Написавшая сценарий британский драматург Брайони Лавери свои источники и не думала скрывать. Она призналась журналисту, чью статью о Льюис использовала в работе над сценарием: «Я думала, это можно спокойно использовать. Мне даже в голову не пришло спрашивать у вас разрешения, я полагала, это просто новости». Даже если и в этом случае автор обеспечил прирост ценности первоисточника, как быть с тем, что он причинил боль тому, о ком написал? Несёт ли автор ответственность за эти переживания? Что, если некоторые из зрителей пьесы будут думать и рассказывать другим, будто Дороти Льюис действительно стала любовницей серийного убийцы? Черпание образов и сюжетов из новостей и анекдотов — вообще важный писательский навык для истории мировой литературы. Чёрт его знает, были ли романы Достоевского столь достоверны, если бы сюжеты и подробности для них он находил не в газетах. Возможно, мы не прочитали бы «Госпожу Бовари», если бы в своё время Гюстав Флобер не услышал историю Дельфины Деламар, изменившей мужу и покончившей с собой. Да и «Анна Каренина» могла быть другой — вдруг Толстой оказался бы в отъезде, когда возлюбленная его соседа Анна Пирогова попала под поезд (а он сразу же отправился в депо и осмотрел останки погибшей). Просто обычно мы даже не рассматриваем эту ситуацию как плагиат, потому что нас не интересует — а переживали ли родственники Деламар или Пироговой о том, как их изобразили писатели; хотели ли они вообще, чтобы эти истории стали основой для произведений? Речь идёт об авторах-классиках, живших давно и совершивших потрясающие литературные открытия, какая разница, чьи чувства они могли этим задеть!
Классики тоже попадали в ситуации, когда использование «живого материала» не проходило для них безнаказанно. Томас Манн, например, вынужден был извиняться перед драматургом Герхартом Гауптманом. Нет, Манн не использовал куски из гауптмановских драм. Он использовал самого Гауптмана — наделил чертами драматурга одного из персонажей своей «Волшебной горы». «Я согрешил против вас.
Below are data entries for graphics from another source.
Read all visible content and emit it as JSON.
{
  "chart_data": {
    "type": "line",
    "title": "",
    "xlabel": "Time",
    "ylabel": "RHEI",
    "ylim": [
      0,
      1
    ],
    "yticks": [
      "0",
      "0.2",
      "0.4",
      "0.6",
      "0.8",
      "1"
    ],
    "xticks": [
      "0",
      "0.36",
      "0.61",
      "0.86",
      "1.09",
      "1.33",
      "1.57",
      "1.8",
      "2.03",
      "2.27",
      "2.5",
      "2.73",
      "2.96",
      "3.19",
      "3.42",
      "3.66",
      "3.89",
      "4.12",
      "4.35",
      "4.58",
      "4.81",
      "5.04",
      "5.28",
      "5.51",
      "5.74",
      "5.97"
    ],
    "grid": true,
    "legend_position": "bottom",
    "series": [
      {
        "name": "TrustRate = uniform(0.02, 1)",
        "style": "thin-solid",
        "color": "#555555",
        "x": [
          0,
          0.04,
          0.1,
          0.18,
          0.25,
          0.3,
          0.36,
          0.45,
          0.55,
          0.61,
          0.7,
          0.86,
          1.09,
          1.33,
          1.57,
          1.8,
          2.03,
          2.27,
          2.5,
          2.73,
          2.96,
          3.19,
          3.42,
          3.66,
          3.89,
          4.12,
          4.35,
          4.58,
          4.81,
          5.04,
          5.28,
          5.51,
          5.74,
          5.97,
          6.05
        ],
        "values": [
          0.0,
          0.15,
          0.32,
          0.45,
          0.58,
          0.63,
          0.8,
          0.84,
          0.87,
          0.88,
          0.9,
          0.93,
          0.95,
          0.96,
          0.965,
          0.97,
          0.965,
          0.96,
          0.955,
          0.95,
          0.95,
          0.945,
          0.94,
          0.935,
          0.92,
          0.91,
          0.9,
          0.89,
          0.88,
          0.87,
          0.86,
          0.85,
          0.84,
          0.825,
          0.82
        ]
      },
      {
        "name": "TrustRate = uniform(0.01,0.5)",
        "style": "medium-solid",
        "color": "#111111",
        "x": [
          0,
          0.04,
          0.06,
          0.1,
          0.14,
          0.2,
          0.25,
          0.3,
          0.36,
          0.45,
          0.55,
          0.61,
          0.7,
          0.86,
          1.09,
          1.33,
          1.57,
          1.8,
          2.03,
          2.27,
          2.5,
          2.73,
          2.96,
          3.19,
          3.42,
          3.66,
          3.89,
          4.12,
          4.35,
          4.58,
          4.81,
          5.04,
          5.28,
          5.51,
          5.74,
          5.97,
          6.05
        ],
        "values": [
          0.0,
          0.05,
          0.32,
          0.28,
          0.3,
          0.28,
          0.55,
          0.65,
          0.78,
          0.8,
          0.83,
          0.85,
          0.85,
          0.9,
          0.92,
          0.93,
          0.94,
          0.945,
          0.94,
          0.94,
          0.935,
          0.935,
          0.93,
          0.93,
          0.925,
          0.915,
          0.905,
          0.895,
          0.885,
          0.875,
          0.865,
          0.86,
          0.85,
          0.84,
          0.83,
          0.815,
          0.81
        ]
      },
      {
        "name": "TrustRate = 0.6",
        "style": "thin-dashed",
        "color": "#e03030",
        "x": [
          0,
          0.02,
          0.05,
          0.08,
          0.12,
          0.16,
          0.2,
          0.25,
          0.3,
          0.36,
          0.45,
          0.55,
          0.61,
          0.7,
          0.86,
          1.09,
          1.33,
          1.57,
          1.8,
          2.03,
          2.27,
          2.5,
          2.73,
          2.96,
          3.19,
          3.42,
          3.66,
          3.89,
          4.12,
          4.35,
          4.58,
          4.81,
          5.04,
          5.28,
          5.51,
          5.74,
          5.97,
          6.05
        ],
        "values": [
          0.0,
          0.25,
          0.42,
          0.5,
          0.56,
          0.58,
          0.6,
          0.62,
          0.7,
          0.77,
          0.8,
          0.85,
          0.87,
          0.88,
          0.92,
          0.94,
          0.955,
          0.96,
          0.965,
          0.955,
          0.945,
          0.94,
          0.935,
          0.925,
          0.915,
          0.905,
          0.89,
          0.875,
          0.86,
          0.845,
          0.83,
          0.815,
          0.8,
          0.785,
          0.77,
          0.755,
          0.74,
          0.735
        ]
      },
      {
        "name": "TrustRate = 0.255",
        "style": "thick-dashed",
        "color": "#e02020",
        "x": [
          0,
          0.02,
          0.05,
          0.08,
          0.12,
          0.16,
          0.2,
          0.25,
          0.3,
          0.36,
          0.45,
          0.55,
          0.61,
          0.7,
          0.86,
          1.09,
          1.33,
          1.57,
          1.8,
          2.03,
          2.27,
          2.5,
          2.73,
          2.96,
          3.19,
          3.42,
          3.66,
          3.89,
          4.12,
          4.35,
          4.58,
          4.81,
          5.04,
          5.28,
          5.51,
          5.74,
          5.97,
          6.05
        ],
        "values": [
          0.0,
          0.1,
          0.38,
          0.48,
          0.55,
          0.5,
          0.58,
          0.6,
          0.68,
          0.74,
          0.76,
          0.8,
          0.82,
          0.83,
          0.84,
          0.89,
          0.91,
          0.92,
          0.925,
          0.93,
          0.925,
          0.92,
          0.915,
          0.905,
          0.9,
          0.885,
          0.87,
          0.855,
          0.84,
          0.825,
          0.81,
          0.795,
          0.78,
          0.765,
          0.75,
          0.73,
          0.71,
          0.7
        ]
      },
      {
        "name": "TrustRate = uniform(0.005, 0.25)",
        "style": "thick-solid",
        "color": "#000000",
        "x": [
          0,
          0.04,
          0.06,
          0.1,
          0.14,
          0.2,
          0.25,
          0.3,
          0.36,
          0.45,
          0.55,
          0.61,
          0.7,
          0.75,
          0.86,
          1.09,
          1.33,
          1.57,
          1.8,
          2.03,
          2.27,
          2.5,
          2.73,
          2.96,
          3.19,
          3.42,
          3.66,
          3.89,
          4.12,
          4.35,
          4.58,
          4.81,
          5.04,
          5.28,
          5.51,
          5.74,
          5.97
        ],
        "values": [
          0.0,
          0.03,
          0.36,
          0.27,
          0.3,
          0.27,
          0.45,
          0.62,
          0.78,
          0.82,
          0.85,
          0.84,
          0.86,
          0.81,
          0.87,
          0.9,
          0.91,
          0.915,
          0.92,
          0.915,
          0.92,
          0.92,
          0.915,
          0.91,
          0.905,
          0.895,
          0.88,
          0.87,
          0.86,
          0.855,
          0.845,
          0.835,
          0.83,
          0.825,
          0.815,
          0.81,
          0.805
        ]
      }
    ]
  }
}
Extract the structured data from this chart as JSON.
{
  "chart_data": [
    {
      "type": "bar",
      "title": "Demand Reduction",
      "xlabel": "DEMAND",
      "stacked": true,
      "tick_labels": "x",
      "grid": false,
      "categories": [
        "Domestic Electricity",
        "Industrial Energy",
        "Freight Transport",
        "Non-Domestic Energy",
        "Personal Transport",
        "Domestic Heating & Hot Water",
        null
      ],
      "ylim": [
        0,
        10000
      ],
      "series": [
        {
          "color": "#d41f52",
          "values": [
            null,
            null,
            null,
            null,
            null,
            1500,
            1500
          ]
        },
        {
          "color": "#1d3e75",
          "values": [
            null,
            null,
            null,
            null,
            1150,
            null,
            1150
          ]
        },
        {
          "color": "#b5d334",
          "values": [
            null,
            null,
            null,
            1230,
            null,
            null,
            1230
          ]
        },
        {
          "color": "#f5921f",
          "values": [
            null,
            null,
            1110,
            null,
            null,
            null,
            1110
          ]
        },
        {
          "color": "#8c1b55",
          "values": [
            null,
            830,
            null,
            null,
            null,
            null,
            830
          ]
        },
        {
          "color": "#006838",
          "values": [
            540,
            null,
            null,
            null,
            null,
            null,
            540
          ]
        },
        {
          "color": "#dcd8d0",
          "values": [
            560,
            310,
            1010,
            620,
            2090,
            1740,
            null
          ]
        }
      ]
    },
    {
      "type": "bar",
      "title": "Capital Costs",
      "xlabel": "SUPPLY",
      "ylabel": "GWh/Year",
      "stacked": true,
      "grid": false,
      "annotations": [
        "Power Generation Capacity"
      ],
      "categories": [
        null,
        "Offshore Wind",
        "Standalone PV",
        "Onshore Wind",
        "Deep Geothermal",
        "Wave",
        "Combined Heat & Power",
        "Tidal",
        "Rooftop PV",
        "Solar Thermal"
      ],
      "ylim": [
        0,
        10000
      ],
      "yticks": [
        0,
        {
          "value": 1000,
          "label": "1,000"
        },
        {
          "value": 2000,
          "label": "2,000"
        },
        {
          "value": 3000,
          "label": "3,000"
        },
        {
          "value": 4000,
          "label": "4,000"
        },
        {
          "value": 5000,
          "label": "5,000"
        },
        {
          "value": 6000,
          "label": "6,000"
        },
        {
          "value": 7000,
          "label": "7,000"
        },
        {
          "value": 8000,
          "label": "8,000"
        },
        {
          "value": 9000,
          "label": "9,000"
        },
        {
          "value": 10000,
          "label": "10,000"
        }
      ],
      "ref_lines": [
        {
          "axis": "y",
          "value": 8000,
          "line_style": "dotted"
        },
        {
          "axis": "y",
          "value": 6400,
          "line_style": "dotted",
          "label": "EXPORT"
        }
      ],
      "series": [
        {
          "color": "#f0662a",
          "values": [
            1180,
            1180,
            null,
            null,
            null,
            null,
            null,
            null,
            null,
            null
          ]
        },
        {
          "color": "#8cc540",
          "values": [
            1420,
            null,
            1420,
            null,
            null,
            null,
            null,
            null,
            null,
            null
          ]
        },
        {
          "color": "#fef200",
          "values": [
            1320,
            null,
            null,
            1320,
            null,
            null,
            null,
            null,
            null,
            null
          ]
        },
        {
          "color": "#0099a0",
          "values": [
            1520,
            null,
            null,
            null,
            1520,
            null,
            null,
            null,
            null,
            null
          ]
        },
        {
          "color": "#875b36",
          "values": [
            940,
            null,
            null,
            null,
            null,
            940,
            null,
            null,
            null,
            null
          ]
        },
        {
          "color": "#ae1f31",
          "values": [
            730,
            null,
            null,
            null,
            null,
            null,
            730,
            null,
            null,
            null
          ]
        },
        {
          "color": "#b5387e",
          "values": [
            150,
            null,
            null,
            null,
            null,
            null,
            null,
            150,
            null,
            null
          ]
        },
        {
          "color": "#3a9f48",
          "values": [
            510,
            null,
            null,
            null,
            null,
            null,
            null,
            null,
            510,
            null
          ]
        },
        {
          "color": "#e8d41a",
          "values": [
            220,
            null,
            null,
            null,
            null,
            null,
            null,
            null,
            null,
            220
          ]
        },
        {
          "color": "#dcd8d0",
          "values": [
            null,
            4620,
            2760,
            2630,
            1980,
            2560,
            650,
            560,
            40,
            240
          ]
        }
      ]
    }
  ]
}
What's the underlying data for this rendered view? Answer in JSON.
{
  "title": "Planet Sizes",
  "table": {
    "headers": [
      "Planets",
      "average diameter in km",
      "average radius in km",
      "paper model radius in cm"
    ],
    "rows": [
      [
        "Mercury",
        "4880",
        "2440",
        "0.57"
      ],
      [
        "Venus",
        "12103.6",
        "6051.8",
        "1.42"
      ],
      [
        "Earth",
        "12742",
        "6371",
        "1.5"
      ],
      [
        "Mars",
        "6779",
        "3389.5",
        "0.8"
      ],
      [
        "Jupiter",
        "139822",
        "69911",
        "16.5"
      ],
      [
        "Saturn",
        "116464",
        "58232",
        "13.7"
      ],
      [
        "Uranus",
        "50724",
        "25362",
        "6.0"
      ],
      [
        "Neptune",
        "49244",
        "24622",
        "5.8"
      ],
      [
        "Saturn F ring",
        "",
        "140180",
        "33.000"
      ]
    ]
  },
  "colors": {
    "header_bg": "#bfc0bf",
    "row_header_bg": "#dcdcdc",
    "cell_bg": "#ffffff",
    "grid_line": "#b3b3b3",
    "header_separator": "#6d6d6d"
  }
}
Нужда одолела меня, я не смог противиться искушению и поддался ему. Это была творческая нужда», — объяснился Манн и был прощён. Автобиографический роман «Взгляни на дом свой, Ангел» классика американской литературы Томаса Вулфа вызвал настоящий скандал в городке Эшвилл — на родине писателя. Горожане узнали себя в героях книги, возмутились, что о них понаписали кучу откровенных вещей; они умудрились вспомнить даже те эпизоды, что Вулф вообще-то выдумал. Вулфу присылали письма с упрёками, оскорблениями и даже угрозами, много лет он потом не мог приехать в свой родной городок. Это временное изгнание было для него тяжёлым, обидным и несправедливым наказанием. Ведь он-то хотел как лучше, а вовсе не собирался писать какой-то пасквиль:
То, что Вулфу казалось величественным и правдивым изображением жизни, прототипы его героев восприняли как сплетни и гадости, как украденные тайны, о которых теперь все узнали. Похожим образом отреагировал отец Салмана Рушди, когда впервые прочитал его знаменитый роман «Дети Полуночи» и обнаружил там свой литературный прототип. Хотя отец сам профессионально изучал литературу, сатирический портрет алкоголика привёл его гнев. «С юношеским раздражением я ответил, что умолчал обо всём самом мерзком», — вспоминает Рушди разговор с отцом. Последняя история, которую мы расскажем, соединяет все упомянутые ранее формы писательского плагиата: это одновременно и использование чужого текста без разрешения, и использование чужого жизненного опыта, и проникновение в тайны близкого человека, который тебе доверяет. Вскоре после того, как Фрэнсис Скотт Фицджеральд женился на Зельде Сейр, у неё загадочным образом исчез её старый дневник. А спустя два года после свадьбы её ждало неприятное открытие — в новом романе мужа «Прекрасные и проклятые» она обнаружила отрывок из того самого дневника! И не только из него — супруг также включил в роман строчки из её писем.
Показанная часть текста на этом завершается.